— Надо к начальству идти, — заговорил старик, беря Алену за руку. — Здесь ничего не добьешься. Иди пока отдохни, а то на тебя и глядеть страшно. Эх вы, девки молодые. Влезаете в политику, а чуть что — на ногах не держитесь! Дочка у меня тут. Дочка! Натерпелся стыду за нее сначала. А сейчас ничего, привык. Вот только старуха наша совсем занемогла, с лежанки второй год не сходит, аккурат как Геленку нашу забрали! — Старик говорил быстро, словоохотливо, словно стараясь заговорить Алену, заставить ее прийти в себя. Он и пошел с ней к начальнику. Наверно, если бы не этот маленький, сгорбленный, но с удивительными синими глазами старик, Алена сама никогда бы не дошла До начальника. Но их впустили, и начальник, огромный, красный, с выпученными, рачьими глазами и большими, чуть не до полу руками, заорал на нее, еще больше выкатывая глаза:
— Пся крев, большевиков плодить они умеют, а власти уважать никак не научатся! Да-да, не научатся!
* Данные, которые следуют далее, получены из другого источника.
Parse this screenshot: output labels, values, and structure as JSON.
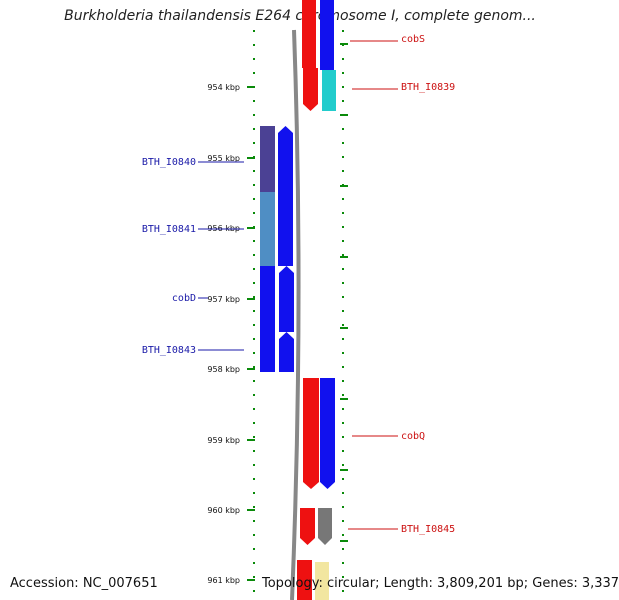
{
  "title": "Burkholderia thailandensis E264 chromosome I, complete genom...",
  "footer": {
    "accession": "Accession: NC_007651",
    "topology": "Topology: circular; Length: 3,809,201 bp; Genes: 3,337"
  },
  "colors": {
    "forward": "#ee1111",
    "reverse": "#1111ee",
    "cyan": "#22cccc",
    "gray": "#777777",
    "yellow": "#f2e6a0",
    "purple": "#4b4194",
    "steel": "#4f8ec4",
    "tick": "#0a8a0a",
    "backbone": "#888888"
  },
  "ticks": {
    "left_labels": [
      "954 kbp",
      "955 kbp",
      "956 kbp",
      "957 kbp",
      "958 kbp",
      "959 kbp",
      "960 kbp",
      "961 kbp"
    ]
  },
  "genes_left": [
    {
      "label": "BTH_I0840",
      "color": "purple"
    },
    {
      "label": "BTH_I0841",
      "color": "steel"
    },
    {
      "label": "cobD",
      "color": "reverse"
    },
    {
      "label": "BTH_I0843",
      "color": "reverse"
    }
  ],
  "genes_right": [
    {
      "label": "cobS",
      "color": "forward"
    },
    {
      "label": "BTH_I0839",
      "color": "cyan"
    },
    {
      "label": "cobQ",
      "color": "forward"
    },
    {
      "label": "BTH_I0845",
      "color": "gray"
    }
  ]
}
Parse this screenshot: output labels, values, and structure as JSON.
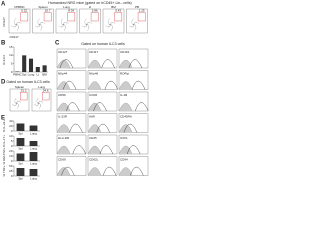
{
  "panels": {
    "a": {
      "label": "A",
      "title": "Humanized NRG mice (gated on hCD45+ Lin– cells)",
      "y_axis": "CD127",
      "x_axis": "CD117",
      "plots": [
        {
          "name": "hPBMC",
          "value": "0.22"
        },
        {
          "name": "Spleen",
          "value": "10.7"
        },
        {
          "name": "Lung",
          "value": "8.34"
        },
        {
          "name": "LI",
          "value": "2.86"
        },
        {
          "name": "BM",
          "value": "5.43"
        },
        {
          "name": "PB",
          "value": "1.25"
        }
      ]
    },
    "b": {
      "label": "B",
      "y_axis": "% ILC3",
      "chart_data": {
        "type": "bar",
        "categories": [
          "PBMC",
          "Spl",
          "Lung",
          "LI",
          "BM"
        ],
        "values": [
          0.3,
          10,
          8,
          3,
          4
        ],
        "color": "#333333",
        "ylim": [
          0,
          15
        ],
        "yticks": [
          0,
          5,
          10,
          15
        ]
      }
    },
    "c": {
      "label": "C",
      "title": "Gated on human ILC3 cells",
      "markers": [
        "CD127",
        "CD117",
        "CD161",
        "NKp44",
        "NKp46",
        "RORγt",
        "CD56",
        "CCR6",
        "IL-1R",
        "IL-23R",
        "AhR",
        "CD45RA",
        "HLA-DR",
        "CD25",
        "ICOS",
        "CD69",
        "CD62L",
        "CD94"
      ]
    },
    "d": {
      "label": "D",
      "title": "Gated on human ILC3 cells",
      "plots": [
        {
          "name": "Spleen",
          "value": "31.2"
        },
        {
          "name": "Lung",
          "value": "24.6"
        }
      ]
    },
    "e": {
      "label": "E",
      "charts": [
        {
          "y_axis": "% IL-22+",
          "chart_data": {
            "type": "bar",
            "categories": [
              "Spl",
              "Lung"
            ],
            "values": [
              30,
              22
            ],
            "color": "#333333",
            "ylim": [
              0,
              40
            ],
            "yticks": [
              0,
              20,
              40
            ]
          }
        },
        {
          "y_axis": "% IL-17+",
          "chart_data": {
            "type": "bar",
            "categories": [
              "Spl",
              "Lung"
            ],
            "values": [
              8,
              5
            ],
            "color": "#333333",
            "ylim": [
              0,
              10
            ],
            "yticks": [
              0,
              5,
              10
            ]
          }
        },
        {
          "y_axis": "% GM-CSF+",
          "chart_data": {
            "type": "bar",
            "categories": [
              "Spl",
              "Lung"
            ],
            "values": [
              15,
              18
            ],
            "color": "#333333",
            "ylim": [
              0,
              20
            ],
            "yticks": [
              0,
              10,
              20
            ]
          }
        },
        {
          "y_axis": "% TNF+",
          "chart_data": {
            "type": "bar",
            "categories": [
              "Spl",
              "Lung"
            ],
            "values": [
              40,
              35
            ],
            "color": "#333333",
            "ylim": [
              0,
              50
            ],
            "yticks": [
              0,
              25,
              50
            ]
          }
        }
      ]
    }
  }
}
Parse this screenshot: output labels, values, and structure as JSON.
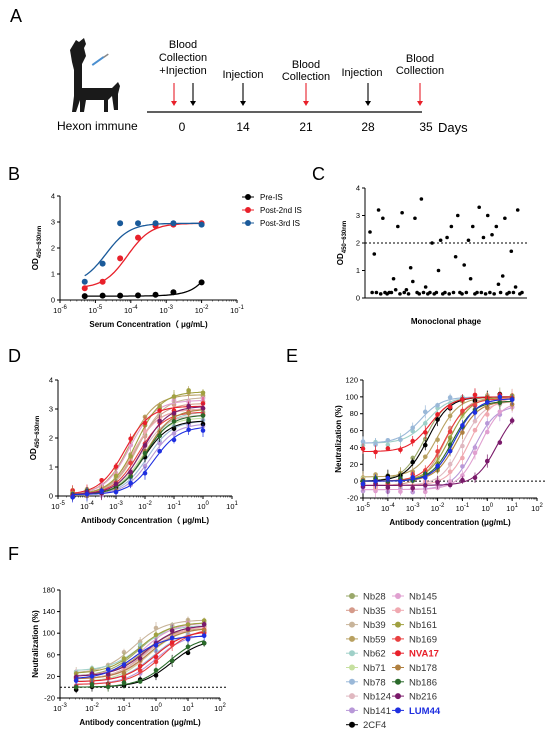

— Пан начальник, — униженно попросил старик, и шапка в его руках мелко дрожала, — дочка моя собирается с ним браком… настоящим браком, в костеле… сочетаться. Ксендз ей уже разрешил. Живет ведь она при монастыре… Он раскается…
— Да-да, я слышал, потому и позволил! — еще громче заорал начальник. — Поздно твоя дочка спохватилась!
— Поздно? — переспросил старик.
— Вот именно, пся крев, ей бы раньше его в святую веру обращать. А сейчас? Ему уже это не нужно.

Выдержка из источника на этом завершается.